The engine is a last year 1987 slant, the last year slants have the cast cranks counterweights very much reduced in size from the early cast crank slants (1977).

I run a max of 6200 RPM. Use the car for drag racing and autocross. I when drag racing I will shift at 6000 to 6200 RPM. I have only ran two Autocross events, but I found myself hanging the car at 3500 to 6000 RPM cycling up and down, for much of the course, maybe 45 to 60 seconds at a time. The car is street driven and I drive it to and from the events. Some events are local and some are cross county.

The current damper is a new PowerBond unit.

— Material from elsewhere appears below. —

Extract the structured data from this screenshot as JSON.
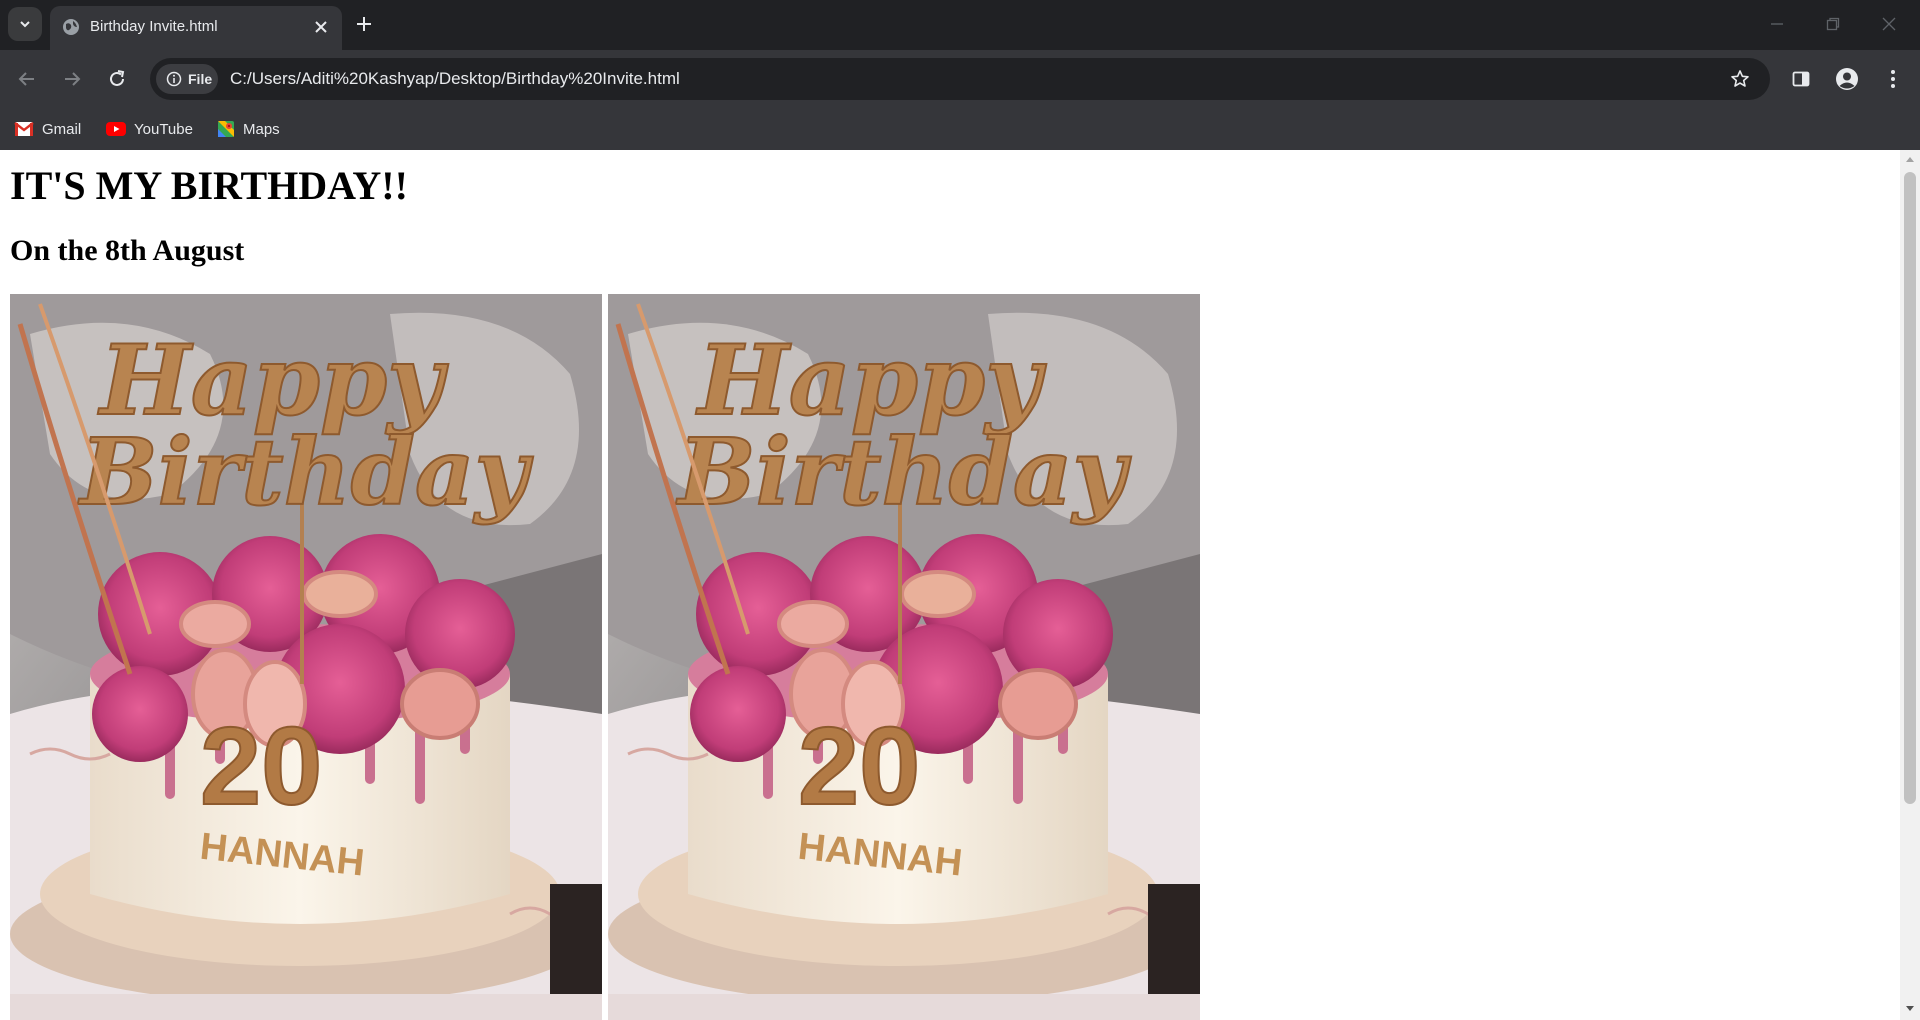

Looks like a well-built piece, but lately there are times when I worry over that long six-cylinder light weight cast crank shaft and I wonder if I should upgrade the damper.
I know that Romac has two levels of a slant six specific damper (elastomer) , and I have a friend that I may be able to talk out of a Fischer Performance Slant six damper (friction).

Thoughts and recommendations are appreciated.